Joanna Scheuring-Wielgus z partii Ryszarda Petru, w czasie „Czarnego protestu” pod hasłem „Żarty się skończyły. Moje ciało, moja sprawa” krzyczała: „Dość dyktatury kobiet!”. Normalnie można by skomentować: pomyłka, przejęzyczenie, stres i emocje spowodowały, że polityczka krzyczała w amoku, nie rozumiejąc, do czego nawołuje. Normalnie tak. Polityczka postanowiła jednak odnieść się do ewidentnej wpadki stosując metodę brnięcia dalej. Na swoim koncie Twitterowym napisała: „Dość dyktatury kobiet – Podtrzymuję. Dość dyktatury PBS, poseł Pawłowicz, Joanny Banasik. Dość dyktatury PiSu. Wolność!!!”
Żenujące? Niekoniecznie. Szef Pani Joanny Scheuring-Wielgus, Ryszard Petru, pokazał „jak zwyciężać mamy”: popełniłeś / aś ewidentną gafę? lapsus językowy? bezsprzeczny błąd? Nic to!
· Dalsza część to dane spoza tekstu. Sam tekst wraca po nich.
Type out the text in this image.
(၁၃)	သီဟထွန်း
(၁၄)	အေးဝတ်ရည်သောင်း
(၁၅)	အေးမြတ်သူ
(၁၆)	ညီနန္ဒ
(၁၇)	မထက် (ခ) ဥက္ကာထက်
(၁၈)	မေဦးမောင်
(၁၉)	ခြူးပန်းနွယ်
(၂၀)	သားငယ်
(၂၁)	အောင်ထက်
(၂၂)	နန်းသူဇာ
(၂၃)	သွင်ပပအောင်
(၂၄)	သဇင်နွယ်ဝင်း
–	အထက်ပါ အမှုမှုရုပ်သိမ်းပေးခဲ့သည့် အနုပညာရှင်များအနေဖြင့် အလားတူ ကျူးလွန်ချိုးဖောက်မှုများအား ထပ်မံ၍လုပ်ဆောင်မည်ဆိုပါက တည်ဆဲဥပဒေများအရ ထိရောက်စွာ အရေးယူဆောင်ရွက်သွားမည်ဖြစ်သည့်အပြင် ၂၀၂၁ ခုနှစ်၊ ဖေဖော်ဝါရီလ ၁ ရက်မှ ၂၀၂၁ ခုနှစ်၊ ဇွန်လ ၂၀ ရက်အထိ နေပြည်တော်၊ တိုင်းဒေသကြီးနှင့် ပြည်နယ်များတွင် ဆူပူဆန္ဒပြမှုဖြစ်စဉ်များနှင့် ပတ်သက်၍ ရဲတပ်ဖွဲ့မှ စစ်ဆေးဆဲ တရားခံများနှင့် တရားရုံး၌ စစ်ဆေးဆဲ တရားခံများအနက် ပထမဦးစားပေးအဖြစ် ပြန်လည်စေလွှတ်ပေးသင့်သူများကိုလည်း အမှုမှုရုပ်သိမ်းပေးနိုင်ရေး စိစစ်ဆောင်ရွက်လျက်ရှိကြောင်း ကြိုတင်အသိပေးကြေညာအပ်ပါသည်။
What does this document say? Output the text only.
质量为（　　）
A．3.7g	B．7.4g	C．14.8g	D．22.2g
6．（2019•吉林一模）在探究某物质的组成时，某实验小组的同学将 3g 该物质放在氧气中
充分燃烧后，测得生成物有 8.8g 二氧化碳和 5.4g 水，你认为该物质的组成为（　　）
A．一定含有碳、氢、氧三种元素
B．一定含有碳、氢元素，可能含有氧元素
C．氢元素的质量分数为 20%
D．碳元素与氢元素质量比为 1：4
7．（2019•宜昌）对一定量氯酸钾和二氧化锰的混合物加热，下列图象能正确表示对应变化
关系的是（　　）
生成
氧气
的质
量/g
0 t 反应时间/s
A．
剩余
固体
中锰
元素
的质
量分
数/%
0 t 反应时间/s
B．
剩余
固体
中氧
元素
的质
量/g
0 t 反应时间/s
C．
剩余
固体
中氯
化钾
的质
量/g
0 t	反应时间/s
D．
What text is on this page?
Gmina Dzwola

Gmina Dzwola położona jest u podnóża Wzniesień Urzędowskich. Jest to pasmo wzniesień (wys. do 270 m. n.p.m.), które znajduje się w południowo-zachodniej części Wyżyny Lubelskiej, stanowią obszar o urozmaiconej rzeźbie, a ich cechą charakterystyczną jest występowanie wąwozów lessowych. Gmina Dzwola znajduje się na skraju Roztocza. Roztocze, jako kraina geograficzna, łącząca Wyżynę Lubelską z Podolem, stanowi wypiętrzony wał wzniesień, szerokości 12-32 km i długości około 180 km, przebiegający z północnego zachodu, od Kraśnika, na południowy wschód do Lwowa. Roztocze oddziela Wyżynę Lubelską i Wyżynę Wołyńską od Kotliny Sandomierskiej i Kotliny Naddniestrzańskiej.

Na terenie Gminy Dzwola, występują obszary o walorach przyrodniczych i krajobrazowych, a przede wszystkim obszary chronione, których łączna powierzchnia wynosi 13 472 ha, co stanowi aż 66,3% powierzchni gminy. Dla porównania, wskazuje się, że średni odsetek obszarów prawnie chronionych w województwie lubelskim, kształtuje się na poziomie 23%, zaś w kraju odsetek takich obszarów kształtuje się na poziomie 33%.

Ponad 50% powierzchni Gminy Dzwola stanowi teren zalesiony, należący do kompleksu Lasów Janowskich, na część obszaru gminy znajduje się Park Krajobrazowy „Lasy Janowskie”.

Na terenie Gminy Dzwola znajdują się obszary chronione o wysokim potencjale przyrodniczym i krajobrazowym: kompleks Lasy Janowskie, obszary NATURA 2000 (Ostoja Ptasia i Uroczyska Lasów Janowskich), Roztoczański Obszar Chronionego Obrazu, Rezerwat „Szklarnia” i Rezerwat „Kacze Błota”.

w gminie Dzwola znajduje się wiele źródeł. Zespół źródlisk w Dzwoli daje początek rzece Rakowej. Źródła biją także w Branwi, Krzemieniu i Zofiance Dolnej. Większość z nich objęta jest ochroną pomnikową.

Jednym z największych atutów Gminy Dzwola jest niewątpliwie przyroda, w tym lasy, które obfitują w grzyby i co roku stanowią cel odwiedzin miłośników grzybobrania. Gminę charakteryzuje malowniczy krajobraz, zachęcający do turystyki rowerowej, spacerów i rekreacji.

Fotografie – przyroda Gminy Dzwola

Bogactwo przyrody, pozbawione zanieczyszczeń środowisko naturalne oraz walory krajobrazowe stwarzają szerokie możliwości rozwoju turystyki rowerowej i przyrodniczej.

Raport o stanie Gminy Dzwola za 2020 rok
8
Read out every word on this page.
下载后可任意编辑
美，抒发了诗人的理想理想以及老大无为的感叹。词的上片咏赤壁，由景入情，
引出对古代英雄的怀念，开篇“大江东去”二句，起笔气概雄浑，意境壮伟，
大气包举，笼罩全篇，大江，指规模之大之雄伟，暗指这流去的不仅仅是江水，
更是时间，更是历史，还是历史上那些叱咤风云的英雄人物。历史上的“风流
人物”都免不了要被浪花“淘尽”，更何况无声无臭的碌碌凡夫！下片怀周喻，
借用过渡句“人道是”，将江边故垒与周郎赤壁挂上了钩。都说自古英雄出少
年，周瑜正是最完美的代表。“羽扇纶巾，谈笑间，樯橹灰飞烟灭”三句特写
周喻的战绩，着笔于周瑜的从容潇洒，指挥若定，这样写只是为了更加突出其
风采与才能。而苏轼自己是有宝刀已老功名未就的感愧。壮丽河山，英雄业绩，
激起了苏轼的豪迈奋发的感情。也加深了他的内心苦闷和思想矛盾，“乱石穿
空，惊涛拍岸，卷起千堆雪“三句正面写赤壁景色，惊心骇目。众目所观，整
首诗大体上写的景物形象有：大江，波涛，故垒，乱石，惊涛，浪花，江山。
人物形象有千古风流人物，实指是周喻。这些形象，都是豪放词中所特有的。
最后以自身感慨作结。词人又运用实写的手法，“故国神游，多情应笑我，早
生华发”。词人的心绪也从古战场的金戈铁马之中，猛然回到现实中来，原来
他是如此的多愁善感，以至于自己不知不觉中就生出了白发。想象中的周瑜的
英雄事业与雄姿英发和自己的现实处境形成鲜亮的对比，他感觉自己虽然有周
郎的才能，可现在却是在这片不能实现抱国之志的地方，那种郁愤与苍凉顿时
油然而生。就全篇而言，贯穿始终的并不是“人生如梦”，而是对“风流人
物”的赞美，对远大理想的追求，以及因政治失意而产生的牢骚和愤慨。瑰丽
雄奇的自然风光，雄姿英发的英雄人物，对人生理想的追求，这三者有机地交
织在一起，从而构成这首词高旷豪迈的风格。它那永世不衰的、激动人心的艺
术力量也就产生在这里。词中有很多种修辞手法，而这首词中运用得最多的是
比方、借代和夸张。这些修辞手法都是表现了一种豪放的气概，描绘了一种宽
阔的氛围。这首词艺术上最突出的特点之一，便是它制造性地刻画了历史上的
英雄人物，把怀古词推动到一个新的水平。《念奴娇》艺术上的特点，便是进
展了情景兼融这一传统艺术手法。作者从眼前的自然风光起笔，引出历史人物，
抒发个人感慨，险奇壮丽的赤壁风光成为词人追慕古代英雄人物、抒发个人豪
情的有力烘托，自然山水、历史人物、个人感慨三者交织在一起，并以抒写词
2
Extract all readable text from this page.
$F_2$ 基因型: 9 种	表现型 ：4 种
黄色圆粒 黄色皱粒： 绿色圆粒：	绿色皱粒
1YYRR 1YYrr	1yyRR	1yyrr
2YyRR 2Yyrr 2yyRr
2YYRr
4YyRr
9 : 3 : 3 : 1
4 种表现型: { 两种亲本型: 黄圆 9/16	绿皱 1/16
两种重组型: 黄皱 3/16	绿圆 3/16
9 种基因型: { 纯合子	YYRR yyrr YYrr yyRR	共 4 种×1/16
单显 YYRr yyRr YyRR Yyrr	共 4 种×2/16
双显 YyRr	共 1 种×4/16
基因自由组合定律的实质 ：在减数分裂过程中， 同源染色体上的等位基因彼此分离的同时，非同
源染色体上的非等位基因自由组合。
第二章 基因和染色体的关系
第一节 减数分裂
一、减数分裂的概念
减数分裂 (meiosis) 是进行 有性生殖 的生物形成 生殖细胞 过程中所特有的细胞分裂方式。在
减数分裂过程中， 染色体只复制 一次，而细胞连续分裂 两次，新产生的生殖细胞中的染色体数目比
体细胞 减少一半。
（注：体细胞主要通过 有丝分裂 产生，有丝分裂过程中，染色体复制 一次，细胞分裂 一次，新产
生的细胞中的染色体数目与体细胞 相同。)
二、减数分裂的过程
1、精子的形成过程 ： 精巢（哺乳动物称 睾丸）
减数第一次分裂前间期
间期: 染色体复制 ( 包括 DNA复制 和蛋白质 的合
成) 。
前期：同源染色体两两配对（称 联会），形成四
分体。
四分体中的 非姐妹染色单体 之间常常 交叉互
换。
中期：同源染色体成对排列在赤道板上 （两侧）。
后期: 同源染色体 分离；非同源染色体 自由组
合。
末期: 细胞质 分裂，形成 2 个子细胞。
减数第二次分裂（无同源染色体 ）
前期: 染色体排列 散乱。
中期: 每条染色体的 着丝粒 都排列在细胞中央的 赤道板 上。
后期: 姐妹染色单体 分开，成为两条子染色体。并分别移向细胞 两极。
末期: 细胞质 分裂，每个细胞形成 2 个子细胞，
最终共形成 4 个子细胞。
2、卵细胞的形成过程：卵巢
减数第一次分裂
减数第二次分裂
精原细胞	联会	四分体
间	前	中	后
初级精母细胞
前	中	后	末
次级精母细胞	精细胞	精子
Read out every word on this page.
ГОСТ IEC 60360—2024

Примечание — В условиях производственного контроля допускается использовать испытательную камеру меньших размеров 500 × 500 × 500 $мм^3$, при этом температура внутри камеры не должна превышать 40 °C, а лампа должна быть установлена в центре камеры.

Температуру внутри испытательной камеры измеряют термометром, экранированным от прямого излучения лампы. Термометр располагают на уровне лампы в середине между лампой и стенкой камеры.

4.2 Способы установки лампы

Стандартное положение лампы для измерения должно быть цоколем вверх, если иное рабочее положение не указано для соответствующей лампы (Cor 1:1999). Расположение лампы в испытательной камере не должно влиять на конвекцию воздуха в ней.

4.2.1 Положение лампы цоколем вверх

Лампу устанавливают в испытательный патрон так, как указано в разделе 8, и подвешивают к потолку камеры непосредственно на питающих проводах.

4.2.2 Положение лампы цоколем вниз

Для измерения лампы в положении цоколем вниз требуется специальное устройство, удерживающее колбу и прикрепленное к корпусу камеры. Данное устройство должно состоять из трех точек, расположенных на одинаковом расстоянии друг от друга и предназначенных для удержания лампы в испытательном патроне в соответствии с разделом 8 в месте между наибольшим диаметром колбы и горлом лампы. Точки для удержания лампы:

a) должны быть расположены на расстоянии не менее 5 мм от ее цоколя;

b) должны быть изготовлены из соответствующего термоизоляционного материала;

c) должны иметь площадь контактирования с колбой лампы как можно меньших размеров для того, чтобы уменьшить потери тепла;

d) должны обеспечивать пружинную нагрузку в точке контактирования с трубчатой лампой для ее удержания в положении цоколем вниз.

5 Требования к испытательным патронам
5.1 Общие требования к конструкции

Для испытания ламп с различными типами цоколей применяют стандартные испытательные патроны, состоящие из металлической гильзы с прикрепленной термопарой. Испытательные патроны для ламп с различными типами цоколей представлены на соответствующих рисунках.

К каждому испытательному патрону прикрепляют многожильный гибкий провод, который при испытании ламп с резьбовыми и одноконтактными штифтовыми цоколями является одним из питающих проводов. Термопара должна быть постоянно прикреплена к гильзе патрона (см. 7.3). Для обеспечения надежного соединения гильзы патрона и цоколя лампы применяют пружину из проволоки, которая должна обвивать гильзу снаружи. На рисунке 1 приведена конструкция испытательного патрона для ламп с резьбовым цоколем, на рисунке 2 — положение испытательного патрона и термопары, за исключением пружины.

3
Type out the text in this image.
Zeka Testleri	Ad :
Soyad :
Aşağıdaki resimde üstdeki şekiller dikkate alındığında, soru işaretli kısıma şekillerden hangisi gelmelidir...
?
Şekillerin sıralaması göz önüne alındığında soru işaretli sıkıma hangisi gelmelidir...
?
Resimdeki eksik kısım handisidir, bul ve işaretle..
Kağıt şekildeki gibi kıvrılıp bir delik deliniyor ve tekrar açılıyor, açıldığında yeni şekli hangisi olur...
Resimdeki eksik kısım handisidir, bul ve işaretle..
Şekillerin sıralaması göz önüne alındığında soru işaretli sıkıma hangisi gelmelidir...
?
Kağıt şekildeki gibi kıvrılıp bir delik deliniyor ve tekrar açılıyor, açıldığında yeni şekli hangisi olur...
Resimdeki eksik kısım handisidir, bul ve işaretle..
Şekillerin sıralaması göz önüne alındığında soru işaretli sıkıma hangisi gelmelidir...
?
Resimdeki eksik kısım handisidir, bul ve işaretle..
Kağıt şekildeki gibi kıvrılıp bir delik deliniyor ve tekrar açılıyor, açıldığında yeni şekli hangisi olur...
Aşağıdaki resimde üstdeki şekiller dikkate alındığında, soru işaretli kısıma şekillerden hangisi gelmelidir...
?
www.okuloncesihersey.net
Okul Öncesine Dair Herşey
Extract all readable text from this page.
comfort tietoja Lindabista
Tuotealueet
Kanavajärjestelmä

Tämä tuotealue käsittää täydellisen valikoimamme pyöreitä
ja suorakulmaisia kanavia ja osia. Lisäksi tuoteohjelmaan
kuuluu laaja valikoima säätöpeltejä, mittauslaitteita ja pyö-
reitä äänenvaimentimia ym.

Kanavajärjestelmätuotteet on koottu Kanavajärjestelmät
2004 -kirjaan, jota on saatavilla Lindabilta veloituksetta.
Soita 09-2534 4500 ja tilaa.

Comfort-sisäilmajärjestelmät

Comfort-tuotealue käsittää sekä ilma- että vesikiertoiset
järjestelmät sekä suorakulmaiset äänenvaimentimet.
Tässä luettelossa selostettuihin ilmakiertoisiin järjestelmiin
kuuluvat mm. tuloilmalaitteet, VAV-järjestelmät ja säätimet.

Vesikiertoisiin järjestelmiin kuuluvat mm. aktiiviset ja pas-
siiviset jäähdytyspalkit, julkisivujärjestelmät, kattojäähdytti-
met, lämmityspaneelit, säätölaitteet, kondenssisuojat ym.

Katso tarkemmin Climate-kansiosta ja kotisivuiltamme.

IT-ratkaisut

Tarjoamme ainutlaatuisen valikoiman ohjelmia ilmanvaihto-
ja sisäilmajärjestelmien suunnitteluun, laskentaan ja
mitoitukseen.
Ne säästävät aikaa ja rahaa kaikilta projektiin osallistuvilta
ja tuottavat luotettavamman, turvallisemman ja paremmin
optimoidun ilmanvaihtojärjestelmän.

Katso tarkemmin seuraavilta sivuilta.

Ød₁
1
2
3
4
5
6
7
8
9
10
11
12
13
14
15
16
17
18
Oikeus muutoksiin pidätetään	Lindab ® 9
Wytłumacz, że to skrót językowy, użyj swojej kreatywności, ogłoś, że to słuchacz jest kretynem bo źle cię zrozumiał lub zinterpretował twoją wypowiedź. Tak było z wypowiedziami Petru (żeby przywołać najsmaczniejsze kąski: święto sześciu króli, Starożytny Rzym to imperium, które upadło w szczycie swej chwały, Piłsudski dokonał zamachu w 1935 roku, Sejm „niemy” z 1717 to sejm „głuchy”, David Cameron to Kamerun, ciąża kobiety trwa od 20 do 12 miesięcy itd.), które nie doczekały się pokornego: „przepraszam, pomyliłem się”.
Jedna z teorii obrania tej strategii głosi, iż głośnie przyznanie się do błędu może zdewastować wizerunek merytorycznego i skutecznego polityka. Okazuje się, że my – wyborcy łatwiej wybaczamy lub zapominamy ewidentne wpadki niż słabości, bardziej cenimy arogancję niż pokorę. Od polityka oczekujemy bowiem skuteczności, a ta cecha kojarzy się z siłą, przebojowością, zdecydowaniem, nawet arogancją, na pewno nie z pokorą, refleksją i samokrytycyzmem.
Częste powtarzanie słowa „przepraszam” mogłoby spowodować, że polityk byłby kojarzony jako nieudacznik, fajtłapa, która nie potrafi skupić się na wypowiedzi. Chciałam przeanalizować tę tezę, zbadać różne przypadki, ale niestety jest to niewykonalne: polscy politycy i polityczki po prostu nie przepraszają. I zapewne nie będą przepraszać. Pozostaje nam więc przygotować się na kolejny wysyp „żartów”, „wyrwanych z kontekstu zdań” i deklaracji: „podtrzymuję swoje słowa!”.